Dylan havia decido pedir ajuda de Margarida, imaginava que Morticia não ia ficar muito feliz quando o efeito do chá de Leonel passasse. Talvez a irmã mais velha fosse capaz de mantê-la sobcontrole ao menos capaz de impedi-la de fazer alguma besteira. Quando entrou em casa encontrou Julieta e Valentine o esperando na antessala, a irmã parecia preocupada e a criada mais nervosa que o comum.

— O que aconteceu agora? – perguntou

— Morticia sumiu – informou Valentine

O bruxo olhou receoso para Margarida que tinha uma expressão ligeiramente desconfiada, antes que ele tentasse se desculpar ou pedisse explicações sobre o paradeiro da bruxa, Margarida disse com divertimento na voz:

— Nenhuma porta ou magia é capaz de prender Morticia por mais tempo que sua vontade permite.

— O quarto estava bloqueado para qualquer tipo de magia, como foi que ela saiu?

— Ela usou uma chave extra.

Dylan fechou os olhos passando a mão pelos cabelos, os bagunçando.
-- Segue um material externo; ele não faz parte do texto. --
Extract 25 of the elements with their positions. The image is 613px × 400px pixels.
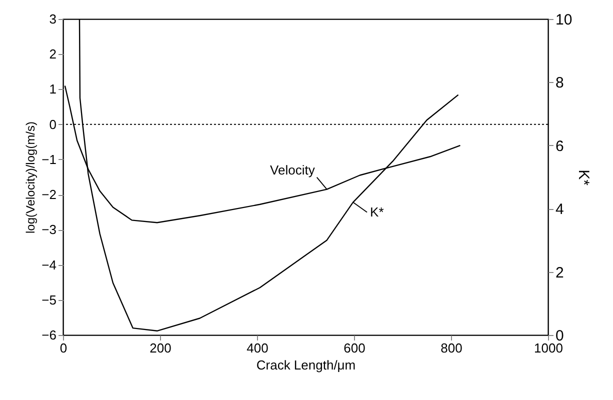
series-label: Velocity: [270, 162, 316, 178]
y-tick-label: −3: [42, 222, 56, 238]
x-axis-title: Crack Length/μm: [256, 358, 356, 372]
y-tick-label: 1: [49, 82, 56, 97]
y-tick-label: −6: [42, 328, 56, 342]
y-tick-label: 2: [49, 46, 56, 62]
y-tick-label: 0: [49, 116, 56, 132]
y-tick-label: −5: [42, 292, 56, 308]
y2-tick-label: 8: [556, 74, 564, 92]
y-tick-label: −4: [42, 257, 56, 272]
legend-label: K*: [370, 204, 384, 220]
x-tick-label: 800: [440, 340, 462, 356]
y-tick-label: −2: [42, 187, 56, 202]
y2-axis-title: K*: [575, 170, 592, 186]
y2-tick-label: 10: [556, 12, 572, 28]
y2-tick-label: 2: [556, 264, 564, 282]
x-tick-label: 200: [150, 340, 172, 356]
y2-tick-label: 4: [556, 201, 564, 218]
y-tick-label: −1: [42, 152, 56, 167]
y-tick-label: 3: [49, 12, 56, 26]
x-tick-label: 400: [246, 340, 268, 356]
y2-tick-label: 6: [556, 138, 564, 155]
x-tick-label: 0: [60, 340, 68, 356]
x-tick-label: 600: [344, 340, 366, 356]
y-axis-title: log(Velocity)/log(m/s): [24, 121, 38, 234]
Aquela garota era mais que impossível.

— O que faço agora? – perguntou-se o ruivo em voz alta.

— Que tal contar a verdade logo para Narciso – sugeriu Margarida – Ou pedir ajuda para Leonel, eles são únicos que entendem o raciocínio de Morticia.

A mulher estava preocupada com o filho, Dylan resumiu do seu modo sobre Verbena estar sendo usada pelas trevas, mas isso não fazia muito sentido, o ruivo podia ter boas intenções para com Morticia, mas não era muito bom em omitir informações sem soar mentiroso. Verbena havia mostrado muito interesse pelo sobrinho nas últimas semanas, mas Margarida imaginava que a irmã estivesse apenas educando o filho sobre as leis mágicas. Agora imaginava as piores coisas á respeito dos propósitos da bruxa, e mesmo tendo medo da magia negra que vira Morticia usando na infância sabia que ela tinha absoluto controle sobre as sombras.

— Julieta, mande chamar Narciso – decidiu Dylan que estava com péssimos pressentimentos sobre o que podia acontecer com Morticia – Quando ele chegar aqui, vocês duas contem para ele o que acharem preciso.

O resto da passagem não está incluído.